Bir zamanlar şirin bir çiftlik evinin yakınında bir böcek yaşıyormuş. Başının iki yanında koca kıskaçları, siyah kabuklu giysisiyle, doğrusu hiç içaçıcı bir görünüşü yokmuş bu böceğin. Böcekçik de bunu bilir, arkadaşlarının alaylarına, küçük görmelerine hiç sesini çıkarmadan katlanırmış.

Ama bir gün öyle sözler söylemişler, öyle aşağılamışlar ki, zavallı böcek iki gözü iki çeşme doğup büyüdüğü ormanı bırakıp, yola düşmüş. Sonra da demin sözünü ettiğimi o şirin çiftlik evinin yakınına yerleşmiş. Önceleri burada çok yalnız hissediyormuş kendini. Ama sonraları yeni yeni dostlar edinmeye başlamış. Bir gün boyuna göre kocaman bir saman çöpünü taşımaya çalışan bir karıncaya rastlamış. zavallı karınca koca saman çöpünü taşırken öyle zorluk çekiyormuş ki, böcek dayanamamış, izin verirsen, ben bu saman çöpünü yuvana kadar taşıyabilirim karınca kardeş” demiş. Sonra da kıskaçlarından biriyle çöpü alıp karıncanın yuvasına kadar ötürmüş. Yol boyunca da karıncayla tatlı talı konuşmuşlar. Karınca böceğe durup durup teşekkür ediyor, “Sen olmasaydın bu sıcakta dünyada çöpü akşama kadar yuvama taşıyamazdım” diyormuş. Bunca yıldır, kimseden güzel bir söz işitmemiş olan böcek o gece yuvasında sevinçten uyuyamamış. Ertesi gün de bir sürü saman çöpünü kıskaçları arasına alıp karıncaların yuvasının önüne bırakmış. Artık karıncaların gözbebeğiymiş böcek. karıncalar ona, “Sevgili dostumuz” diyorlarmış; “sevgili makaslı böceğimiz”. . Makaslı böceğin dostu yalnız karıncalar değilmiş. Kuşlar da çok seviyorlarmış onu. Çünkü makaslı böcek başının iki yanındaki kıskaçlarla otları kesiyor, bu yumuşacık otları, kuşların rahatça yuvalarına götürmelerini sağlıyormuş. Bir gün de, kıskaçlarıyla örümcek ağını kesip de, örümcek ağına düşmüş bir arının hayatını kurtarmış. Onun yeniden arkadaşlarının yanına dönmesini sağlamış. Böylece böceğin dostları arasına onlar da katılmış. Hepsi de, “Şu makaslı böcek ne iyi ne cana yakın bir böcek” diyorlarmış da başka bir şey demiyorlarmış. Makaslı böcek onca sevginin, dostluğun karşısında çirkinliğini bile unutmuş bir süre sonra. .

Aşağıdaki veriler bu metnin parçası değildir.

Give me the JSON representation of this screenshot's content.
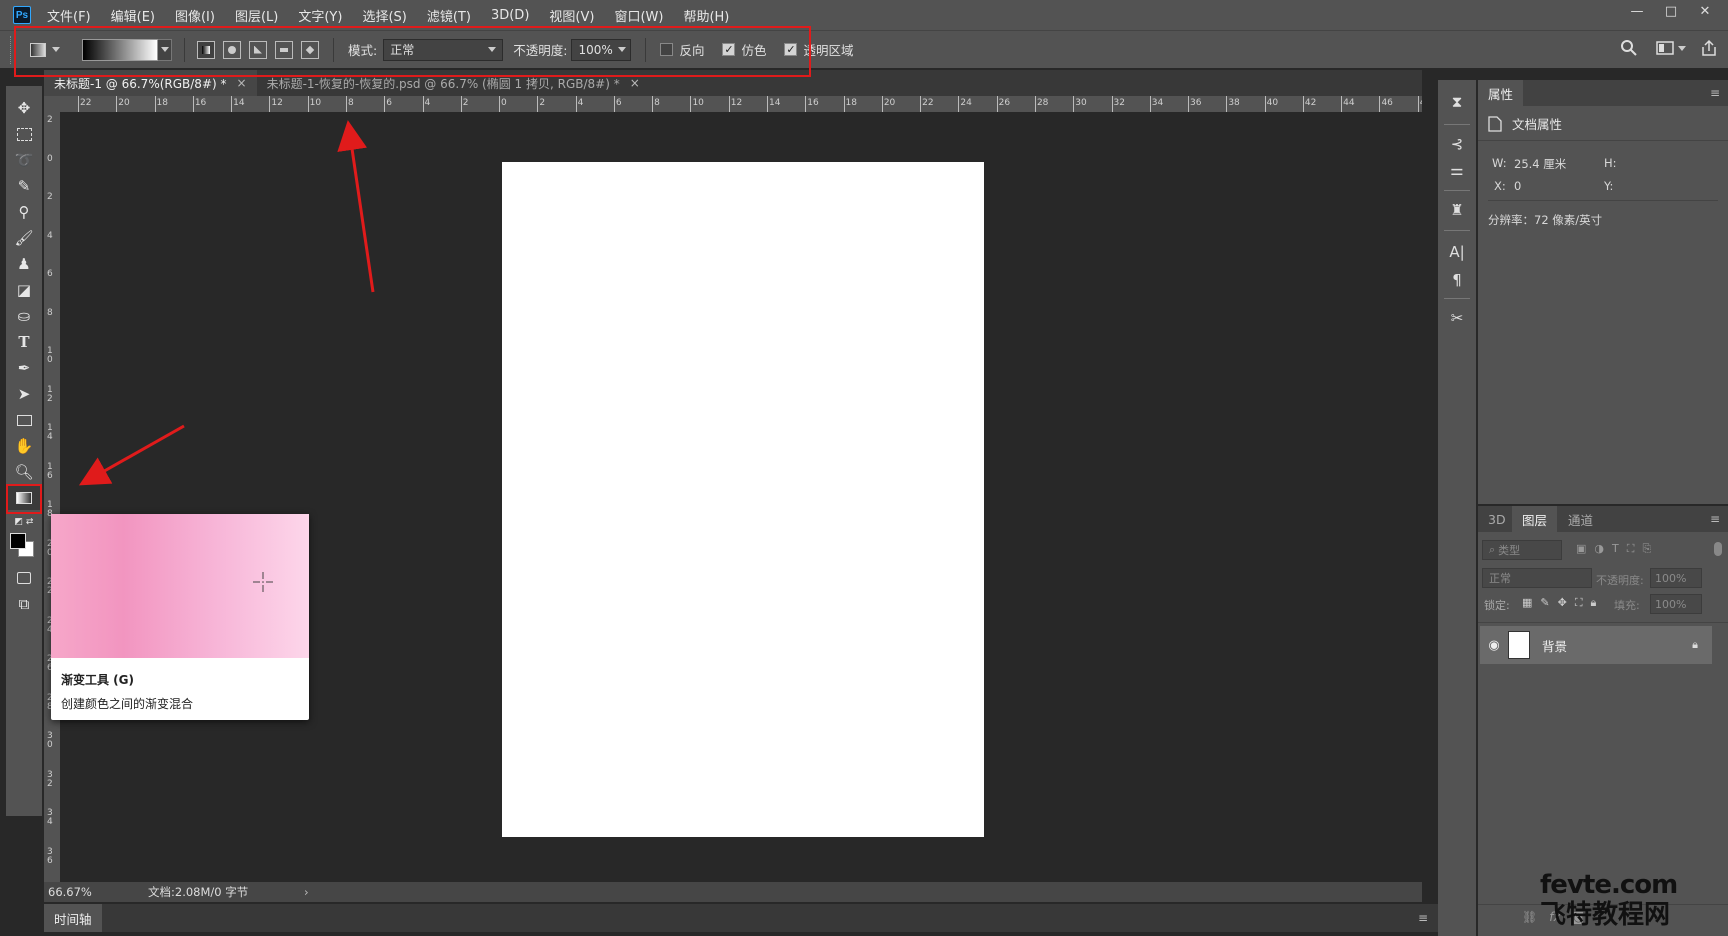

Ama günlerden bir gün ormandaki eski arkadaşlarından biriyle karşılaşınca, bütün neşesi yine uçup gitmiş. Bu ormanın en şık böceklerinden biriymiş. Yemyeşil giysisinin üstündeki kırmızı beneklerle herkesin hayran kaldığı bu böcek, makaslı böceği görünce basmış kahkahayı: “Ne o kara makaslı çirkin böcek artık burada mı yaşıyorsun? Doğrusu kendin için iyi bir yer seçmişsin. O çirkin yüzünü görüp kimse rahatsız olmaz burada” demiş. Zavallı makaslı böcek ne desin şimdi? Öylece kala kalmış. Ama işte tam bu sırada bir karınca, “Günaydın sevgili makas böceği, bugün hiç görünmedin biz de merak ettik” diye çıkagelmiş. Ardından da çayır kuşu gagasında bir papatyayla görünmüş, “Günaydın makas böceği. Baksana ne getirdim? İnşallah papatyayı seversin” deyip papatyayı onun önüne koymuş.

Bütün bunlar olurken, ışk böcek ne yapıyormuş dersiniz? Ne yepacak ağzı şaşkınlıktan bir karış açık olanları seyrediyormuş tabii. Bir ara, “Böyle çirkin bir böceği nasıl seçebiliyorsunuz?” diyecek olmuş. Ama onun bu sözlerini duyan arı öfkeyle öyle bir vızıldamış ki hemen susuvermiş. Arı, “Çirkin mi? Bizim sevgili makaslı böceğimiz mi çirkin? O böceklerin en güzelidir. Öyle iyi yürekli, yardım sever bir böcek biz ilk kez görüyoruz. Yararlı olan güzeldir anlaşıldı mı?” diye vız vız vızlarken yakışıklı böcek biraz korkudan, ama daha çok utancından oradan sessizce kaçıp gitmiş.